Engineering, Procurement and Construction (EPC) Model:
- Under this model, the cost is completely borne by the government.
- Government invites bids for engineering knowledge from the private players.
- Procurement of raw material and construction costs are met by the government.
- The private sector’s participation is minimum and is limited to the provision of engineering expertise.
- A difficulty of the model is the high financial burden for the government.
Hybrid Annuity Model (HAM):
- In financial terminology hybrid annuity means that the government makes payment in a fixed amount for a considerable period and then in a variable amount in the remaining period.
- This hybrid type of payment method is called HAM in the technical parlance.
- Hybrid Annuity Model (HAM) has been introduced by the Government to revive PPP (Public Private Partnership) in highway construction in India.
- Launch of the new model is due to many problems encountered as associated with the existing ones.
- Large number of stalled projects are blocking infrastructure projects and at the same time adding to Non-Performing Assets (NPAs) of the banking system.
The Hybrid Annuity Model (HAM):
- In India, the new HAM is a mix of BOT Annuity and EPC models.
- As per the design, the government will contribute to 40% of the project cost in the first five years through annual payments (annuity).
- The remaining payment will be made on the basis of the assets created and the performance of the developer.
- Here, hybrid annuity means the first 40% payment is made as fixed amount in five equal installments whereas the remaining 60% is paid as variable annuity amount after the completion of the project depending upon the value of assets created.
- As the government pays only 40%, during the construction stage, the developer should find money for the remaining amount.

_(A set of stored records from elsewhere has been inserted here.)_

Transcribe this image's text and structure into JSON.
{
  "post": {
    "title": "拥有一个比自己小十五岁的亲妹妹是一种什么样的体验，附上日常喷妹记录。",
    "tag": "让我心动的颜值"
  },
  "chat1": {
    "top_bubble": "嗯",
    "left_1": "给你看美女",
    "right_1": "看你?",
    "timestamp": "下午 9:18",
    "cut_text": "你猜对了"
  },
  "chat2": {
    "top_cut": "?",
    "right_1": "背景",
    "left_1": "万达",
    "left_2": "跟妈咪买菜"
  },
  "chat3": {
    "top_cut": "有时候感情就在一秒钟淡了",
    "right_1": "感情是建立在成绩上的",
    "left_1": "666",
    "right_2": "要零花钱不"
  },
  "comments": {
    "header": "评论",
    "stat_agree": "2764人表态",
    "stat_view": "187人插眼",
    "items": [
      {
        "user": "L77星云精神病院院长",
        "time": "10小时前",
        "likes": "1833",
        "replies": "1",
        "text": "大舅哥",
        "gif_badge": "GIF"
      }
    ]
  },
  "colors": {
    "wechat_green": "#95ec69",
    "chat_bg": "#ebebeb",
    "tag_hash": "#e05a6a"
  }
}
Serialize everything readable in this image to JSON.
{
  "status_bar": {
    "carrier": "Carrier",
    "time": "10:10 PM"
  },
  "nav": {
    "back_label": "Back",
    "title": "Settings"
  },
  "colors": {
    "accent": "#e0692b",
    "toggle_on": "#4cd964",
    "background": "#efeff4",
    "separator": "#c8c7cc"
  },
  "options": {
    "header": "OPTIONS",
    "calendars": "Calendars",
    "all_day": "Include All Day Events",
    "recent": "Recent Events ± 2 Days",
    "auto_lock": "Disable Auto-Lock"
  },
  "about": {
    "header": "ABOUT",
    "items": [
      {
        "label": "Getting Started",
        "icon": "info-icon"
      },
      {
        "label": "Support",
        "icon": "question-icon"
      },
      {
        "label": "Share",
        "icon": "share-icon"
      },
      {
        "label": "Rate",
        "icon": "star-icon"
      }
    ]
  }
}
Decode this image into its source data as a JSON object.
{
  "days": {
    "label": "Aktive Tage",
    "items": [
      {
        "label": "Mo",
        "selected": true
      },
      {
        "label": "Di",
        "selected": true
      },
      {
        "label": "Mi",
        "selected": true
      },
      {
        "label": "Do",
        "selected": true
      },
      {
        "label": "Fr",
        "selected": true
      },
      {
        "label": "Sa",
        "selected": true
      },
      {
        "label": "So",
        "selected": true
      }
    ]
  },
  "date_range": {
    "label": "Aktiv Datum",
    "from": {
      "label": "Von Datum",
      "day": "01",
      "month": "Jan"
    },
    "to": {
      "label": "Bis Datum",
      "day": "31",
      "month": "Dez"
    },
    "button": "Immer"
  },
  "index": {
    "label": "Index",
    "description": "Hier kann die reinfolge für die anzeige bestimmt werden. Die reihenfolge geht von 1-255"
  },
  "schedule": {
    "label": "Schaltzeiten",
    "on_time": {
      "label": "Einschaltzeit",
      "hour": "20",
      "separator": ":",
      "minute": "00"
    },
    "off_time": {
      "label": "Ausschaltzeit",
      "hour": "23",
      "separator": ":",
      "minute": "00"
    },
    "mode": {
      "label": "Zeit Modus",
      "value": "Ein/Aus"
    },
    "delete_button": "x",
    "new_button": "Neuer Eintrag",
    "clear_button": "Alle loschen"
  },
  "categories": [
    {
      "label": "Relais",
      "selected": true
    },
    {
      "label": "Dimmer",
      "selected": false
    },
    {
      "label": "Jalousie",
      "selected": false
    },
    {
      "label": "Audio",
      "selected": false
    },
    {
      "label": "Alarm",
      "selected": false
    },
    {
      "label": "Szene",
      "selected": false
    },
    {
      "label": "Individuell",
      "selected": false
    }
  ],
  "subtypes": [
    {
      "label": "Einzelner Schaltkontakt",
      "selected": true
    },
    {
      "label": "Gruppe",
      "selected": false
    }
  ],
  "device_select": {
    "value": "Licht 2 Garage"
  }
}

- Here, he has to raise the remaining 60% in the form of equity or loans.
- There is no toll right for the developer.
- Under HAM, Revenue collection would be the responsibility of the National Highways Authority of India (NHAI).
Advantages of HAM:
- Advantage of HAM is that it gives enough liquidity to the developer and the financial risk is shared by the government.
- While the private partner continues to bear the construction and maintenance risks as in the case of BOT (toll) model, he is required only to partly bear the financing risk.
- Government’s policy is that the HAM will be used in stalled projects where other models are not applicable.